Samstag wieder ein Anruf von Hasan, er will uns nach Anamur zu seinem Freund mitnehmen. Der betreibt ein Hotel und hat Hasans Familie zum Frühstück eingeladen. Und wie das so ist, hat Hasan ihm angekündigt, dass er einen Freund mitbringt. Ich sage zu, Treffen wie gehabt acht Uhr auf dem Tankstellengelände in Tosmur.
Bis Anamur sind es ca. 140 km: Die Straße verläuft entlang der Küste, bis Gazipasa unspektakulär. Dann aber wird es interessant, auf fast 80 km Kurven und Aussichten ohne Ende. Weiter im Inland wird eine neue Straße gebaut, aber wie so oft ist die alte Straße die schönere. Meine Zicke versucht, mit dem Disco V8 von Hasan mitzuhalten: In den Kurven funktioniert das noch ganz gut, an den Steigungen nicht mehr so und bei den halsbrecherischen Überholmanövern gibt sie schließlich auf - der Fahrer auch.
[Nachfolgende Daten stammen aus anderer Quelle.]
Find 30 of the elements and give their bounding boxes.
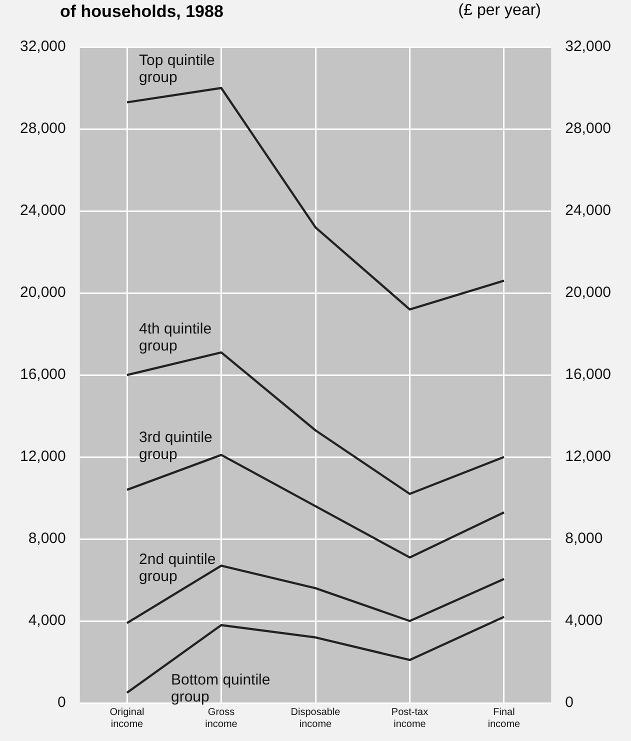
y2-tick-label: 16,000: [565, 366, 612, 384]
y2-tick-label: 12,000: [565, 448, 612, 466]
series-label: 4th quintile group: [139, 320, 212, 354]
y-tick-label: 24,000: [20, 202, 66, 220]
y2-tick-label: 28,000: [565, 120, 612, 138]
y-tick-label: 12,000: [20, 448, 66, 466]
y-tick-label: 4,000: [28, 612, 66, 630]
y-tick-label: 16,000: [20, 366, 66, 384]
y2-tick-label: 20,000: [565, 284, 612, 302]
chart-title: of households, 1988: [60, 2, 224, 22]
y-tick-label: 0: [58, 694, 66, 712]
x-tick-label: Gross income: [205, 706, 238, 730]
y2-axis-title: (£ per year): [458, 2, 541, 20]
y2-tick-label: 0: [565, 694, 574, 712]
y-tick-label: 8,000: [28, 530, 66, 548]
y2-tick-label: 24,000: [565, 202, 612, 220]
x-tick-label: Original income: [110, 706, 144, 730]
series-label: 2nd quintile group: [139, 550, 216, 585]
y2-tick-label: 8,000: [565, 530, 603, 548]
y2-tick-label: 4,000: [565, 612, 603, 630]
series-label: Top quintile group: [139, 52, 215, 86]
x-tick-label: Disposable income: [290, 706, 341, 730]
x-tick-label: Final income: [488, 706, 521, 730]
y-tick-label: 32,000: [20, 38, 66, 56]
y-tick-label: 28,000: [20, 120, 66, 138]
y2-tick-label: 32,000: [565, 38, 612, 56]
y-tick-label: 20,000: [20, 284, 66, 302]
series-label: Bottom quintile group: [171, 672, 270, 706]
series-label: 3rd quintile group: [139, 429, 212, 464]
x-tick-label: Post-tax income: [391, 706, 428, 730]
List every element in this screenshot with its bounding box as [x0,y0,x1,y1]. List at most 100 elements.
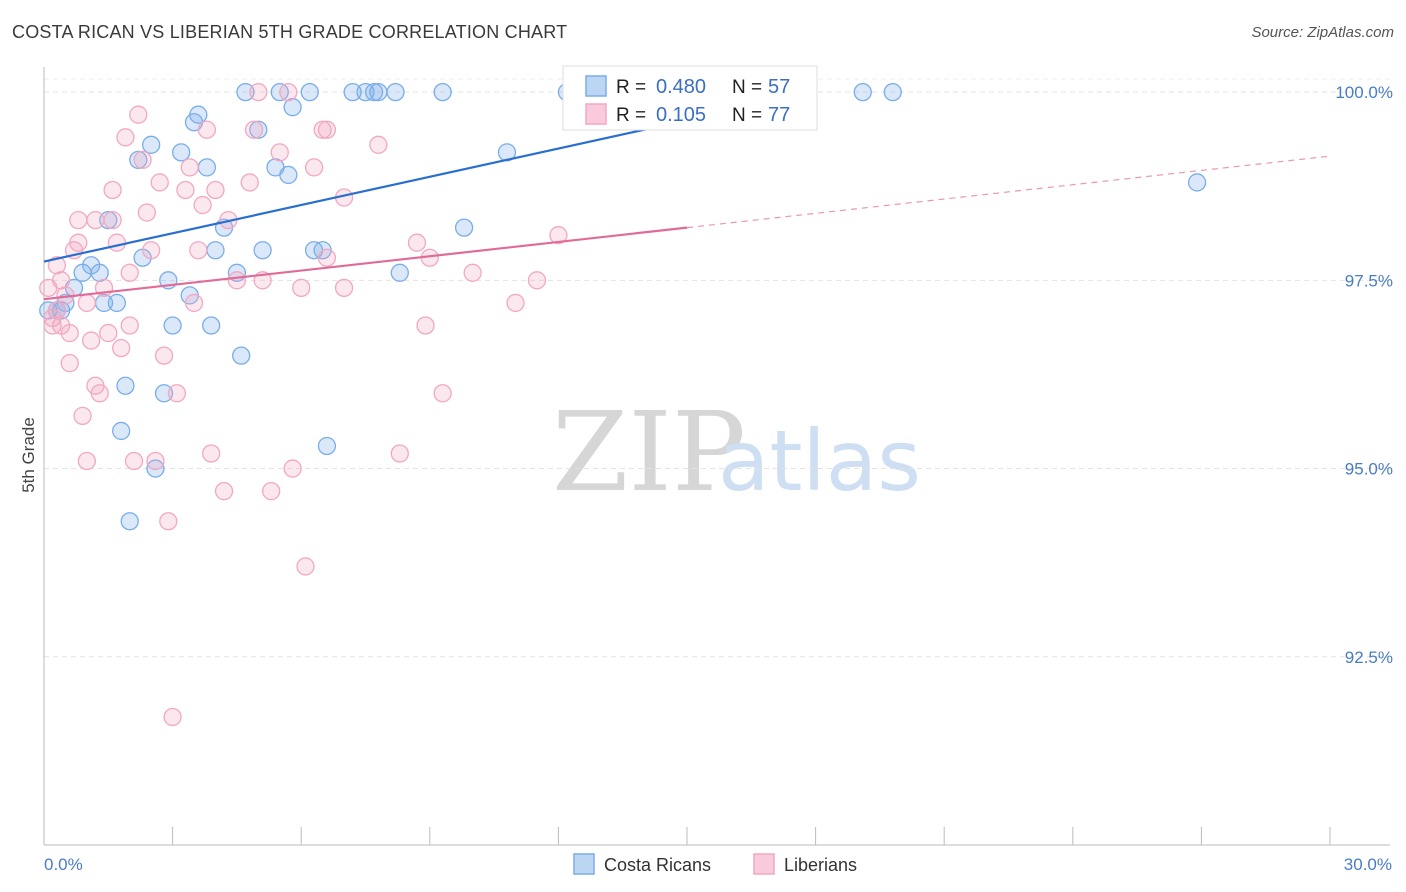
costa-ricans-point-48 [433,82,452,102]
liberians-point-75 [214,481,234,501]
costa-ricans-point-32 [249,120,268,139]
liberians-point-36 [180,158,199,177]
liberians-point-28 [137,203,157,222]
bottom-legend-swatch-liberians [753,853,775,875]
costa-ricans-point-56 [1187,173,1207,192]
liberians-point-51 [296,557,315,576]
bottom-legend-label-liberians: Liberians [784,855,857,875]
liberians-point-76 [77,293,97,313]
costa-ricans-point-18 [154,384,174,403]
liberians-point-9 [69,233,88,252]
liberians-point-6 [60,354,79,373]
costa-ricans-point-47 [390,263,409,282]
costa-ricans-point-24 [189,105,208,124]
watermark-atlas: atlas [718,412,921,510]
liberians-point-55 [317,248,337,267]
liberians-point-26 [129,105,148,124]
liberians-point-61 [416,316,435,335]
liberians-point-24 [120,263,139,282]
costa-ricans-point-10 [107,293,127,313]
costa-ricans-point-21 [172,143,191,162]
liberians-point-41 [206,180,225,200]
liberians-point-21 [112,338,131,358]
costa-ricans-point-42 [343,82,362,102]
liberians-point-3 [47,256,67,275]
legend-n-label-1: N = [732,77,762,98]
y-tick-label-3: 92.5% [1345,648,1393,667]
costa-ricans-point-41 [317,436,337,456]
legend: R = 0.480 N = 57 R = 0.105 N = 77 [562,65,818,131]
costa-ricans-point-37 [283,98,302,117]
costa-ricans-point-54 [853,82,872,102]
costa-ricans-point-13 [120,512,139,531]
costa-ricans-point-49 [454,218,474,237]
costa-ricans-point-14 [129,150,148,170]
liberians-point-27 [133,150,152,170]
liberians-point-66 [527,271,547,290]
legend-r-value-costa-ricans: 0.480 [656,76,706,98]
y-tick-label-2: 95.0% [1345,460,1393,479]
liberians-point-50 [292,278,311,298]
liberians-point-48 [270,143,289,162]
liberians-point-52 [304,158,324,177]
legend-swatch-liberians [585,103,607,125]
liberians-point-47 [262,481,281,501]
liberians-point-34 [167,384,187,403]
liberians-point-14 [86,210,105,230]
liberians-point-33 [163,707,182,727]
y-axis-label: 5th Grade [19,417,38,493]
liberians-point-38 [193,195,212,215]
costa-ricans-point-26 [202,316,221,335]
costa-ricans-point-16 [142,135,161,154]
costa-ricans-point-7 [90,263,109,282]
liberians-point-44 [240,173,259,192]
liberians-point-18 [103,210,122,230]
liberians-point-70 [86,376,105,395]
liberians-point-65 [506,293,525,313]
liberians-point-40 [202,444,221,463]
liberians-point-11 [73,406,92,426]
costa-ricans-point-11 [112,421,131,441]
series-liberians-points [39,82,568,727]
liberians-point-20 [107,233,127,252]
liberians-point-58 [369,135,388,154]
axes [43,67,1390,846]
x-tick-label-0: 0.0% [44,855,83,874]
liberians-point-49 [283,459,302,478]
liberians-point-74 [279,82,298,102]
liberians-point-59 [390,444,409,463]
costa-ricans-point-45 [369,82,388,102]
liberians-point-35 [176,180,195,200]
costa-ricans-point-44 [364,82,384,102]
liberians-point-72 [189,241,208,260]
liberians-point-37 [184,293,204,313]
legend-r-label-1: R = [616,77,646,98]
chart-title: COSTA RICAN VS LIBERIAN 5TH GRADE CORREL… [12,22,568,42]
costa-ricans-point-30 [232,346,251,365]
liberians-point-10 [69,210,88,230]
liberians-point-30 [150,173,169,192]
liberians-point-29 [142,241,161,260]
liberians-point-57 [334,278,354,298]
costa-ricans-point-36 [279,165,298,185]
costa-ricans-point-25 [197,158,217,177]
liberians-point-13 [82,331,101,350]
legend-r-value-liberians: 0.105 [656,104,706,126]
liberians-point-25 [124,451,144,471]
tick-labels: 100.0% 97.5% 95.0% 92.5% 0.0% 30.0% [44,83,1393,874]
liberians-point-63 [433,384,452,403]
liberians-point-54 [317,120,337,139]
bottom-legend-label-costa-ricans: Costa Ricans [604,855,711,875]
costa-ricans-point-55 [883,82,902,102]
costa-ricans-point-9 [99,210,118,230]
trend-line-extension-liberians [686,155,1331,229]
costa-ricans-point-12 [116,376,135,395]
liberians-point-68 [47,301,67,320]
legend-n-value-liberians: 77 [768,104,790,126]
costa-ricans-point-38 [300,82,319,102]
watermark-zip: ZIP [552,388,746,516]
bottom-legend: Costa Ricans Liberians [573,853,857,875]
liberians-point-22 [116,128,135,147]
liberians-point-73 [249,82,268,102]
Ist wohl auch besser so!
Aber wir kommen gemeinsam in Anamur an: Es wird ausgiebig gefrühstückt und ein kleiner Spaziergang steht an. Von hier bis Zypern sind es nur knapp 75 Kilometer Luftlinie. Eine Pipeline, die Zypern mit Trinkwasser versorgt, verläuft von Anamur bis zur Insel. Oberhalb der Stadt hat man deshalb extra einen Stausee gebaut. Nach dem Besuch des Sees fahren wir zu einem geschichtsträchtigen Ort, Anemurium genannt. Dieser Ort war schon zu Zeiten der Phönizier besiedelt, er war eine bedeutende Stadt in römisch-byzantinischer Zeit. Alte behauene Steine mit Inschriften, Mauern und noch erkennbare Häuser schaue ich mir an. Anschließend gibt es noch eine kurze Stadtbesichtigung und es geht wieder zurück zum Hotel ...
Es gibt gegrillten Fisch zum Mittagessen. Danach erklärt Hasan, dass er nun ins Hammam (türkisches Bad) gehen würde und fragt, ob ich mitkomme. Ich halte das zunächst für einen Scherz, aber er zieht mich am Arm mit.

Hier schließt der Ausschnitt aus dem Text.